Ethics approval and dissemination

All study procedures will be conducted in accordance with the Monash University Human Research Ethics Committee approval (project ID 9781). Study results will be disseminated through peer-reviewed scientific journals. Two publications are expected, one reporting intervention and qualitative outcomes for parents and the second reporting these outcomes for child participants.

Discussion

This pilot study aims to investigate the feasibility and acceptability of an enhanced parent–child intervention which augments standard CBT to include treatment components targeting bidirectional maintenance factors of anxiety in parent–child dyads. In addition to evaluating the overall intervention feasibility and acceptability, this study will specifically explore participant responses to the novel intervention component of joint observational exposures. The results of this trial will inform the development and implementation of a future definitive RCT to evaluate intervention efficacy.

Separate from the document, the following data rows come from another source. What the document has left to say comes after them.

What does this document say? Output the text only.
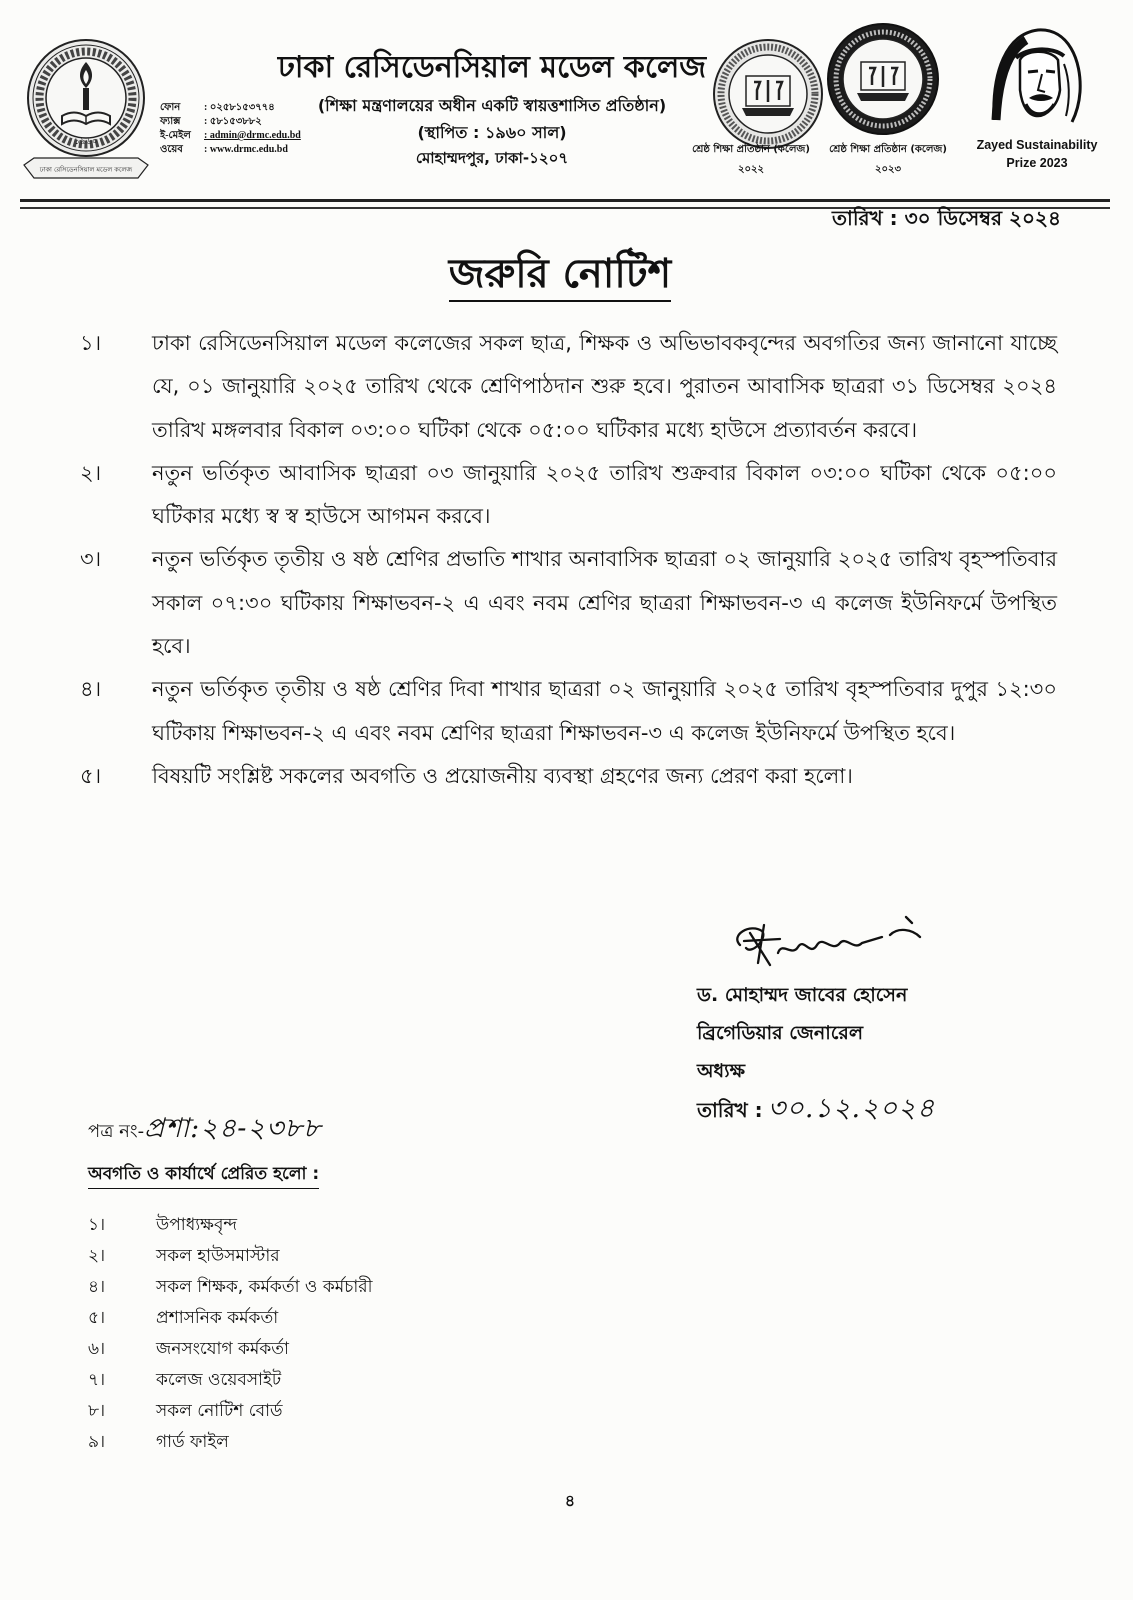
১৯৬০
ঢাকা রেসিডেনসিয়াল মডেল কলেজ
ফোন : ০২৫৮১৫৩৭৭৪
ফ্যাক্স : ৫৮১৫৩৮৮২
ই-মেইল : admin@drmc.edu.bd
ওয়েব : www.drmc.edu.bd
ঢাকা রেসিডেনসিয়াল মডেল কলেজ
(শিক্ষা মন্ত্রণালয়ের অধীন একটি স্বায়ত্তশাসিত প্রতিষ্ঠান)
(স্থাপিত : ১৯৬০ সাল)
মোহাম্মদপুর, ঢাকা-১২০৭	শ্রেষ্ঠ শিক্ষা প্রতিষ্ঠান (কলেজ)
২০২২
শ্রেষ্ঠ শিক্ষা প্রতিষ্ঠান (কলেজ)
২০২৩
Zayed Sustainability
Prize 2023
তারিখ : ৩০ ডিসেম্বর ২০২৪
জরুরি নোটিশ
১।	ঢাকা রেসিডেনসিয়াল মডেল কলেজের সকল ছাত্র, শিক্ষক ও অভিভাবকবৃন্দের অবগতির জন্য জানানো যাচ্ছে যে, ০১ জানুয়ারি ২০২৫ তারিখ থেকে শ্রেণিপাঠদান শুরু হবে। পুরাতন আবাসিক ছাত্ররা ৩১ ডিসেম্বর ২০২৪ তারিখ মঙ্গলবার বিকাল ০৩:০০ ঘটিকা থেকে ০৫:০০ ঘটিকার মধ্যে হাউসে প্রত্যাবর্তন করবে।
২।	নতুন ভর্তিকৃত আবাসিক ছাত্ররা ০৩ জানুয়ারি ২০২৫ তারিখ শুক্রবার বিকাল ০৩:০০ ঘটিকা থেকে ০৫:০০ ঘটিকার মধ্যে স্ব স্ব হাউসে আগমন করবে।
৩।	নতুন ভর্তিকৃত তৃতীয় ও ষষ্ঠ শ্রেণির প্রভাতি শাখার অনাবাসিক ছাত্ররা ০২ জানুয়ারি ২০২৫ তারিখ বৃহস্পতিবার সকাল ০৭:৩০ ঘটিকায় শিক্ষাভবন-২ এ এবং নবম শ্রেণির ছাত্ররা শিক্ষাভবন-৩ এ কলেজ ইউনিফর্মে উপস্থিত হবে।
৪।	নতুন ভর্তিকৃত তৃতীয় ও ষষ্ঠ শ্রেণির দিবা শাখার ছাত্ররা ০২ জানুয়ারি ২০২৫ তারিখ বৃহস্পতিবার দুপুর ১২:৩০ ঘটিকায় শিক্ষাভবন-২ এ এবং নবম শ্রেণির ছাত্ররা শিক্ষাভবন-৩ এ কলেজ ইউনিফর্মে উপস্থিত হবে।
৫।	বিষয়টি সংশ্লিষ্ট সকলের অবগতি ও প্রয়োজনীয় ব্যবস্থা গ্রহণের জন্য প্রেরণ করা হলো।
ড. মোহাম্মদ জাবের হোসেন
ব্রিগেডিয়ার জেনারেল
অধ্যক্ষ
তারিখ : ৩০.১২.২০২৪
পত্র নং-প্রশা:২৪-২৩৮৮
অবগতি ও কার্যার্থে প্রেরিত হলো :
১।	উপাধ্যক্ষবৃন্দ
২।	সকল হাউসমাস্টার
৪।	সকল শিক্ষক, কর্মকর্তা ও কর্মচারী
৫।	প্রশাসনিক কর্মকর্তা
৬।	জনসংযোগ কর্মকর্তা
৭।	কলেজ ওয়েবসাইট
৮।	সকল নোটিশ বোর্ড
৯।	গার্ড ফাইল
৪
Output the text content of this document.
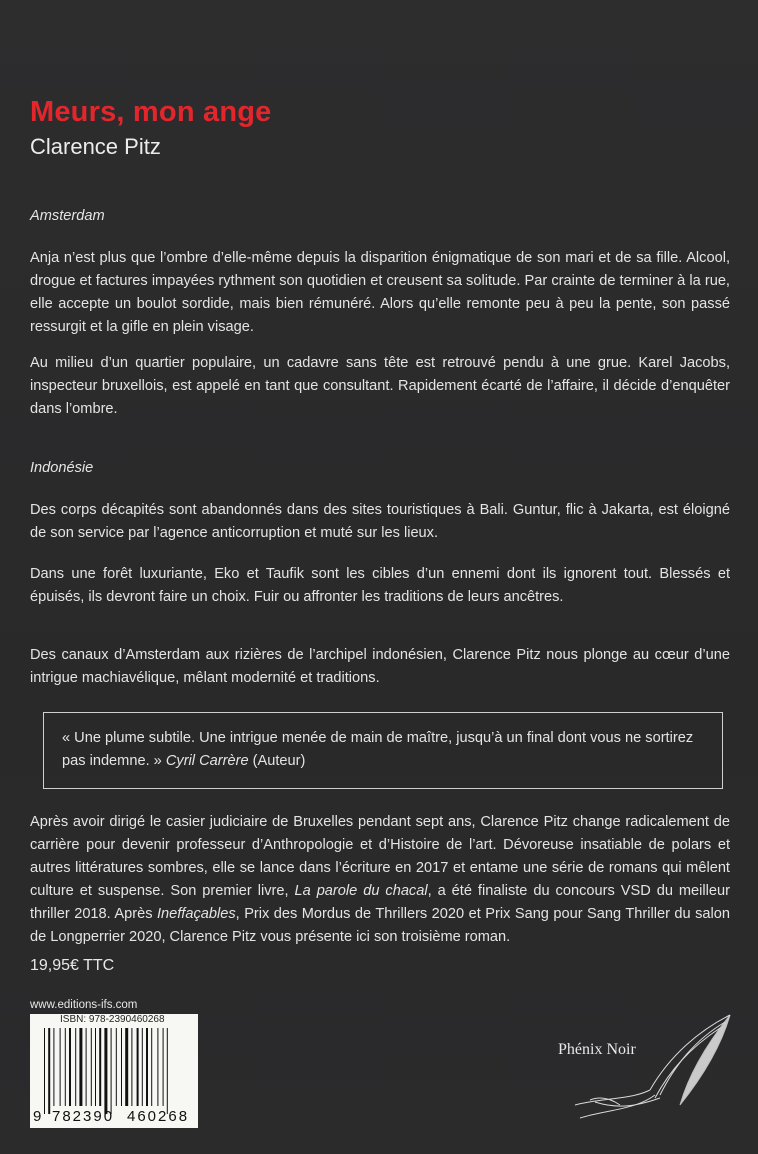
Meurs, mon ange
Clarence Pitz

Amsterdam

Anja n’est plus que l’ombre d’elle-même depuis la disparition énigmatique de son mari et de sa fille. Alcool, drogue et factures impayées rythment son quotidien et creusent sa solitude. Par crainte de terminer à la rue, elle accepte un boulot sordide, mais bien rémunéré. Alors qu’elle remonte peu à peu la pente, son passé ressurgit et la gifle en plein visage.

Au milieu d’un quartier populaire, un cadavre sans tête est retrouvé pendu à une grue. Karel Jacobs, inspecteur bruxellois, est appelé en tant que consultant. Rapidement écarté de l’affaire, il décide d’enquêter dans l’ombre.

Indonésie

Des corps décapités sont abandonnés dans des sites touristiques à Bali. Guntur, flic à Jakarta, est éloigné de son service par l’agence anticorruption et muté sur les lieux.

Dans une forêt luxuriante, Eko et Taufik sont les cibles d’un ennemi dont ils ignorent tout. Blessés et épuisés, ils devront faire un choix. Fuir ou affronter les traditions de leurs ancêtres.

Des canaux d’Amsterdam aux rizières de l’archipel indonésien, Clarence Pitz nous plonge au cœur d’une intrigue machiavélique, mêlant modernité et traditions.

« Une plume subtile. Une intrigue menée de main de maître, jusqu’à un final dont vous ne sortirez pas indemne. » Cyril Carrère (Auteur)

Après avoir dirigé le casier judiciaire de Bruxelles pendant sept ans, Clarence Pitz change radicalement de carrière pour devenir professeur d’Anthropologie et d’Histoire de l’art. Dévoreuse insatiable de polars et autres littératures sombres, elle se lance dans l’écriture en 2017 et entame une série de romans qui mêlent culture et suspense. Son premier livre, La parole du chacal, a été finaliste du concours VSD du meilleur thriller 2018. Après Ineffaçables, Prix des Mordus de Thrillers 2020 et Prix Sang pour Sang Thriller du salon de Longperrier 2020, Clarence Pitz vous présente ici son troisième roman.

19,95€ TTC
www.editions-ifs.com
ISBN: 978-2390460268
9 782390 460268
Phénix Noir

We anticipate that participating in the intervention will result in short-term improvements in symptomatology from pre- to post-treatment. Additionally, we expect that feasibility estimates for completion, recruitment, and adherence will be met, and results of outcome measures will enable an effect-size estimation for future RCT planning [53]. It is also anticipated that parent and child participants will prospectively and retrospectively find the overall intervention and joint observational exposures acceptable. The qualitative component provides a unique opportunity to gain a rich perspective of consumers’ experience and acceptability, to inform future planning and trialling of the enhanced intervention. The broader study implications may highlight the importance of targeting bidirectional maintenance factors in subsequent research exploring treatment of anxiety disorders in this population.

While recognising the potential implications of this research, the limitations must be acknowledged. A limitation of the proposed open-label design is that it lacks a control condition. Accordingly, we are unable to draw definitive conclusions regarding the short-term benefits of the intervention. Additionally, as a mixed-methods approach will be utilised to investigate intervention acceptability, qualitative findings cannot be generalised to a broader population. Nevertheless, despite the inherent limitations of the intended methodology, this research proposes an important initial step prior to conducting a definitive RCT [49] to determine the efficacy of the enhanced CBT intervention for anxiety in parent–child dyads.

Trial status

This research study was prospectively registered with the Australian New Zealand Clinical Trials Registry (ANZCTR): 12619000334101. Recruitment commenced November 2019; the intervention is expected to conclude late 2020. Following completion of the pilot trial, data collection for the qualitative component will commence. Following final data collection and analysis, outcomes will be prepared for publication in 2021.